Hoover has declined comment.

Maggio acted as his own attorney in that petition, but more recently another of his former attorneys, James Hensley Jr., represented him and urged the court to release Maggio while the petition is under review.

Maggio said he is willing to post bail and is "a model inmate" at Big Sandy U.S. Penitentiary in Kentucky.

Maggio was a judge in Arkansas' 20th Judicial Circuit, which covers Faulkner, Van Buren and Searcy counties.

The prosecution's response said a federal rule cited in Maggio's release motion "is not applicable to Maggio" because it "applies only when the district court has already granted or denied the underlying habeas corpus petition."

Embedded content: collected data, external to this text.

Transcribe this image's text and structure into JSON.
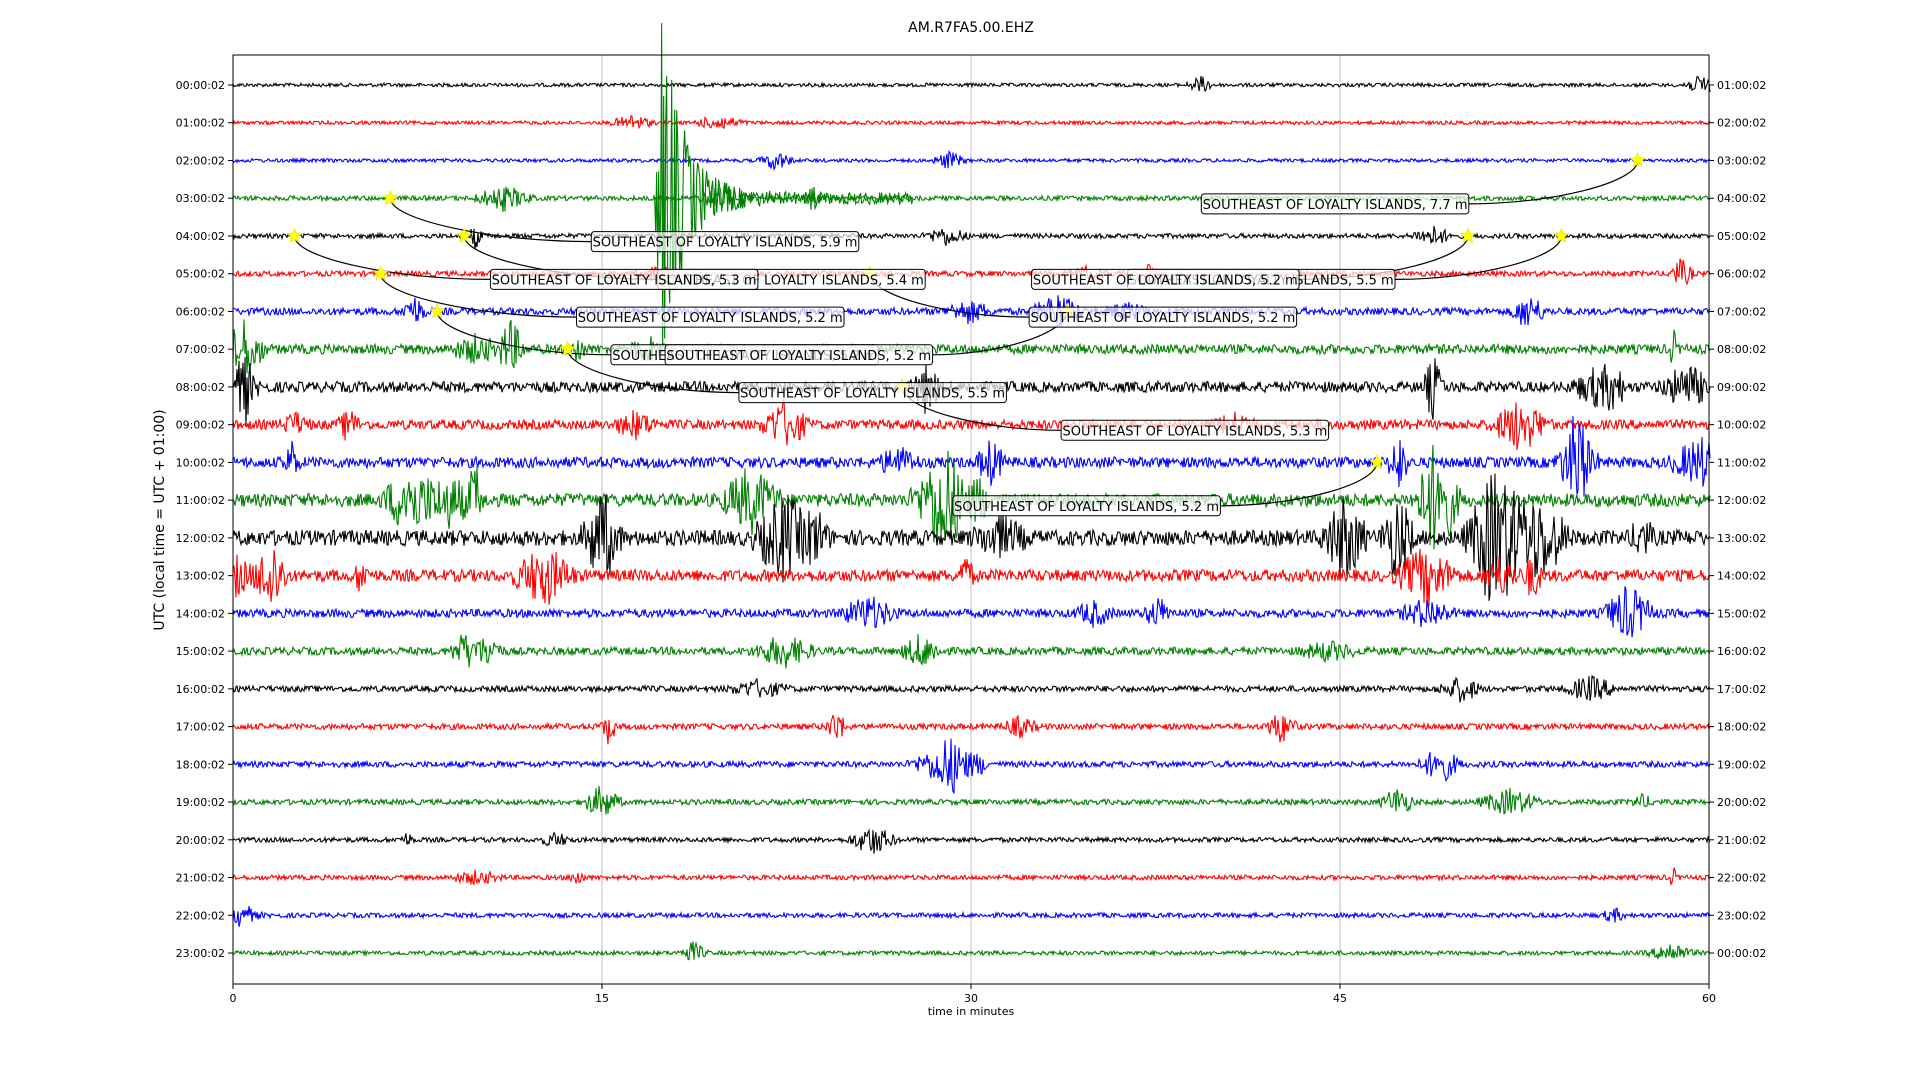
{
  "chart_data": {
    "type": "line",
    "title": "AM.R7FA5.00.EHZ",
    "xlabel": "time in minutes",
    "ylabel": "UTC (local time = UTC + 01:00)",
    "xlim": [
      0,
      60
    ],
    "x_ticks": [
      0,
      15,
      30,
      45,
      60
    ],
    "grid": "vertical at x ticks",
    "trace_colors": [
      "#000000",
      "#ff0000",
      "#0000ff",
      "#008000"
    ],
    "rows": [
      {
        "left": "00:00:02",
        "right": "01:00:02",
        "amp": 0.6
      },
      {
        "left": "01:00:02",
        "right": "02:00:02",
        "amp": 0.6
      },
      {
        "left": "02:00:02",
        "right": "03:00:02",
        "amp": 0.6
      },
      {
        "left": "03:00:02",
        "right": "04:00:02",
        "amp": 0.8
      },
      {
        "left": "04:00:02",
        "right": "05:00:02",
        "amp": 0.8
      },
      {
        "left": "05:00:02",
        "right": "06:00:02",
        "amp": 0.9
      },
      {
        "left": "06:00:02",
        "right": "07:00:02",
        "amp": 1.2
      },
      {
        "left": "07:00:02",
        "right": "08:00:02",
        "amp": 1.6
      },
      {
        "left": "08:00:02",
        "right": "09:00:02",
        "amp": 1.8
      },
      {
        "left": "09:00:02",
        "right": "10:00:02",
        "amp": 1.6
      },
      {
        "left": "10:00:02",
        "right": "11:00:02",
        "amp": 1.8
      },
      {
        "left": "11:00:02",
        "right": "12:00:02",
        "amp": 2.2
      },
      {
        "left": "12:00:02",
        "right": "13:00:02",
        "amp": 2.6
      },
      {
        "left": "13:00:02",
        "right": "14:00:02",
        "amp": 2.0
      },
      {
        "left": "14:00:02",
        "right": "15:00:02",
        "amp": 1.4
      },
      {
        "left": "15:00:02",
        "right": "16:00:02",
        "amp": 1.3
      },
      {
        "left": "16:00:02",
        "right": "17:00:02",
        "amp": 1.0
      },
      {
        "left": "17:00:02",
        "right": "18:00:02",
        "amp": 1.0
      },
      {
        "left": "18:00:02",
        "right": "19:00:02",
        "amp": 1.0
      },
      {
        "left": "19:00:02",
        "right": "20:00:02",
        "amp": 0.9
      },
      {
        "left": "20:00:02",
        "right": "21:00:02",
        "amp": 0.8
      },
      {
        "left": "21:00:02",
        "right": "22:00:02",
        "amp": 0.8
      },
      {
        "left": "22:00:02",
        "right": "23:00:02",
        "amp": 0.8
      },
      {
        "left": "23:00:02",
        "right": "00:00:02",
        "amp": 0.7
      }
    ],
    "main_quake": {
      "row": 3,
      "start_minute": 17.1
    },
    "events": [
      {
        "text": "SOUTHEAST OF LOYALTY ISLANDS, 7.7 m",
        "row": 2,
        "minute": 57.1,
        "label_row": 3.15,
        "label_minute": 44.8
      },
      {
        "text": "SOUTHEAST OF LOYALTY ISLANDS, 5.9 m",
        "row": 3,
        "minute": 6.4,
        "label_row": 4.15,
        "label_minute": 20.0
      },
      {
        "text": "SOUTHEAST OF LOYALTY ISLANDS, 5.4 m",
        "row": 4,
        "minute": 9.4,
        "label_row": 5.15,
        "label_minute": 22.7
      },
      {
        "text": "SOUTHEAST OF LOYALTY ISLANDS, 5.5 m",
        "row": 4,
        "minute": 54.0,
        "label_row": 5.15,
        "label_minute": 41.8
      },
      {
        "text": "SOUTHEAST OF LOYALTY ISLANDS, 5.3 m",
        "row": 4,
        "minute": 2.5,
        "label_row": 5.15,
        "label_minute": 15.9
      },
      {
        "text": "SOUTHEAST OF LOYALTY ISLANDS, 5.2 m",
        "row": 4,
        "minute": 50.2,
        "label_row": 5.15,
        "label_minute": 37.9
      },
      {
        "text": "SOUTHEAST OF LOYALTY ISLANDS, 5.2 m",
        "row": 5,
        "minute": 6.0,
        "label_row": 6.15,
        "label_minute": 19.4
      },
      {
        "text": "SOUTHEAST OF LOYALTY ISLANDS, 5.2 m",
        "row": 5,
        "minute": 25.9,
        "label_row": 6.15,
        "label_minute": 37.8
      },
      {
        "text": "SOUTHEAST OF LOYALTY ISLANDS, 5.2 m",
        "row": 6,
        "minute": 8.3,
        "label_row": 7.15,
        "label_minute": 20.8
      },
      {
        "text": "SOUTHEAST OF LOYALTY ISLANDS, 5.2 m",
        "row": 6,
        "minute": 33.9,
        "label_row": 7.15,
        "label_minute": 23.0
      },
      {
        "text": "SOUTHEAST OF LOYALTY ISLANDS, 5.5 m",
        "row": 7,
        "minute": 13.6,
        "label_row": 8.15,
        "label_minute": 26.0
      },
      {
        "text": "SOUTHEAST OF LOYALTY ISLANDS, 5.3 m",
        "row": 8,
        "minute": 27.2,
        "label_row": 9.15,
        "label_minute": 39.1
      },
      {
        "text": "SOUTHEAST OF LOYALTY ISLANDS, 5.2 m",
        "row": 10,
        "minute": 46.5,
        "label_row": 11.15,
        "label_minute": 34.7
      }
    ]
  }
}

While common law would allow a release on bail before such a petition is decided, the prosecutor said, the inmate "must show a substantial federal constitutional claim that 'presents not merely a clear case on the law, but a clear, and readily evident, case on the facts,'" Peters wrote, citing case law.

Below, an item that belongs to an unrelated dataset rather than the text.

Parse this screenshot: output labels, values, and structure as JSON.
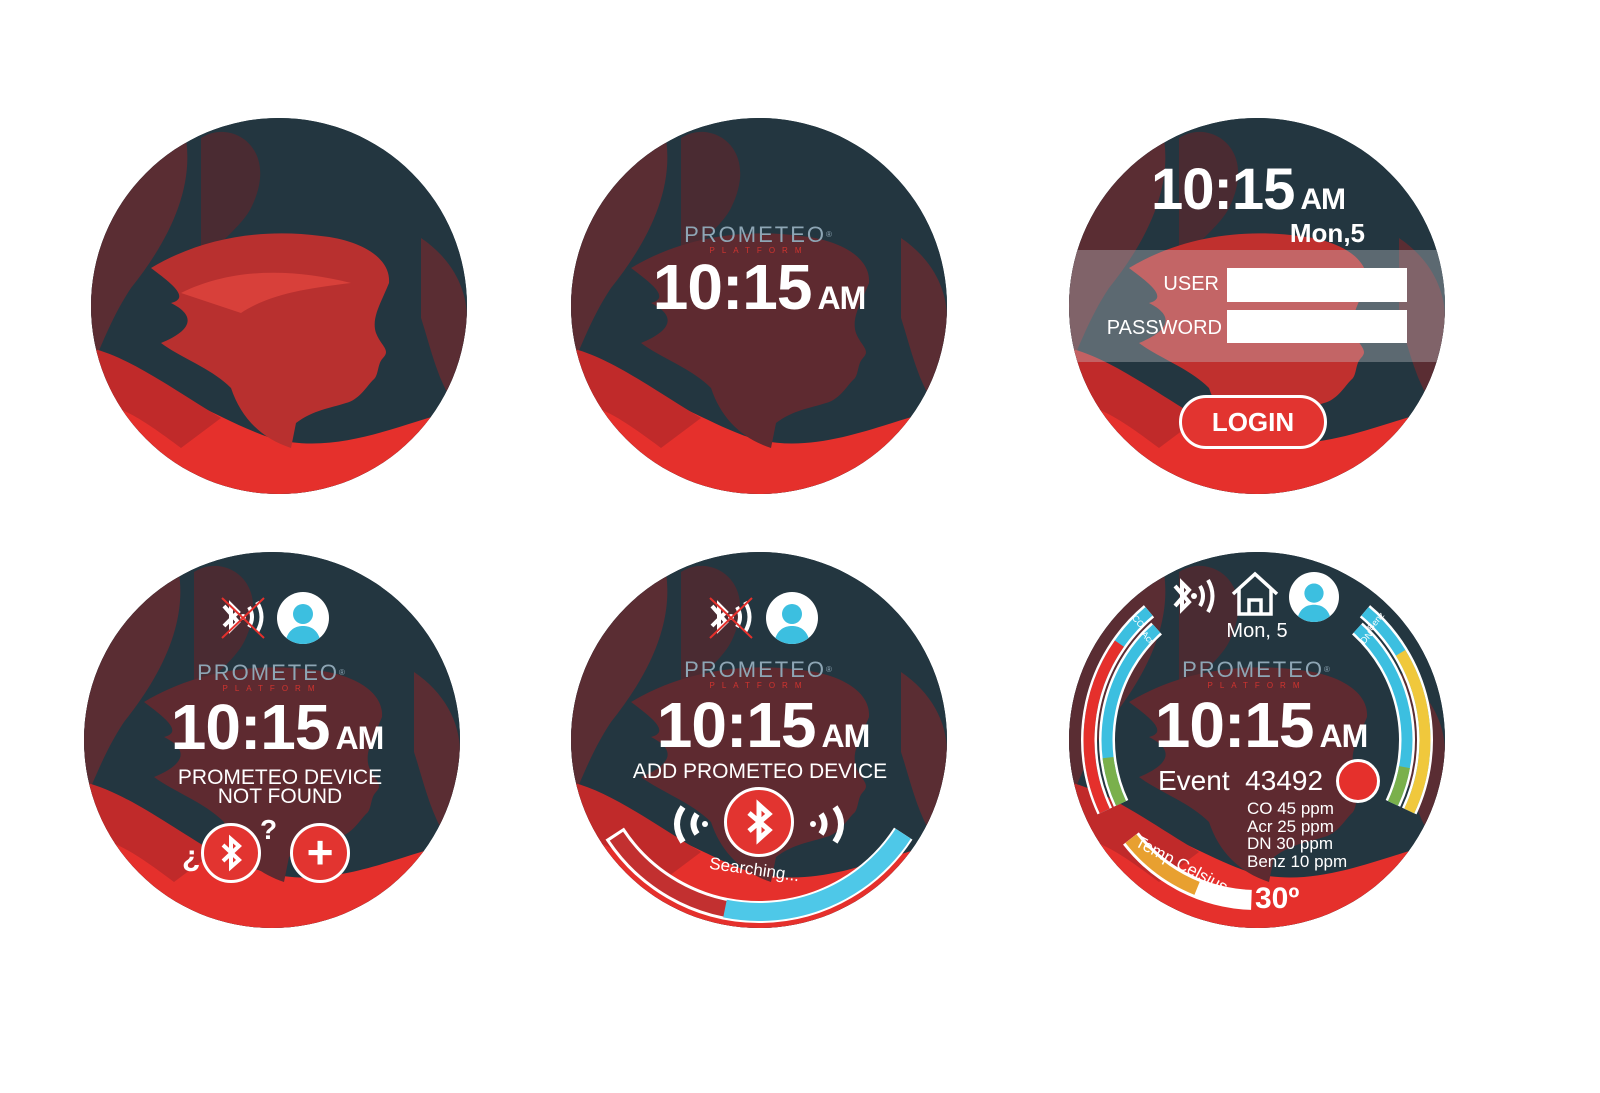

Further, the defendant "must demonstrate 'some circumstance making the request exceptional and deserving of special treatment in the interests of justice,'" she added. "Maggio's release motion fails to identify a specific 'substantial constitutional issue.'"

Peters said Maggio's release motion contains two legal questions, "and neither one is complex, much less a 'substantial constitutional issue,'" Peters wrote.

First, she said, Maggio attacks the federal bribery law under which he pleaded guilty -- an issue she noted that the 8th U.S. Circuit Court of Appeals has already rejected on appeal.

Second, she argued, "there is nothing 'exceptional and deserving of special treatment' about a defendant making an ineffective assistance claim ... just as 'there is nothing unusual about a claim of unlawful confinement in a habeas proceeding.'"

In his plea agreement, Maggio admitted lowering a Faulkner County jury's judgment in a negligence lawsuit from $5.2 million to $1 million in exchange for thousands of dollars in indirect campaign donations.

The lawsuit was filed over the 2008 death of Martha Bull, 76, of Perryville at a Greenbrier nursing home owned by Fort Smith businessman Michael Morton. On July 8, 2013, Morton signed off on thousands of dollars in donations to several political action committees. On July 10, 2013, Maggio slashed the judgment.

Morton has said he intended for the PAC donations to go in turn to Maggio's campaign for a seat on the Arkansas Court of Appeals, and some did. Maggio later withdrew from that race.

Morton and another person implicated by Maggio in the plea agreement -- former state Sen. Gilbert Baker, R-Conway -- have denied wrongdoing and have not been charged with a crime. The agreement did not identify Morton or Baker by name.

Maggio unsuccessfully sought to withdraw his guilty plea before he was sentenced to 10 years in prison.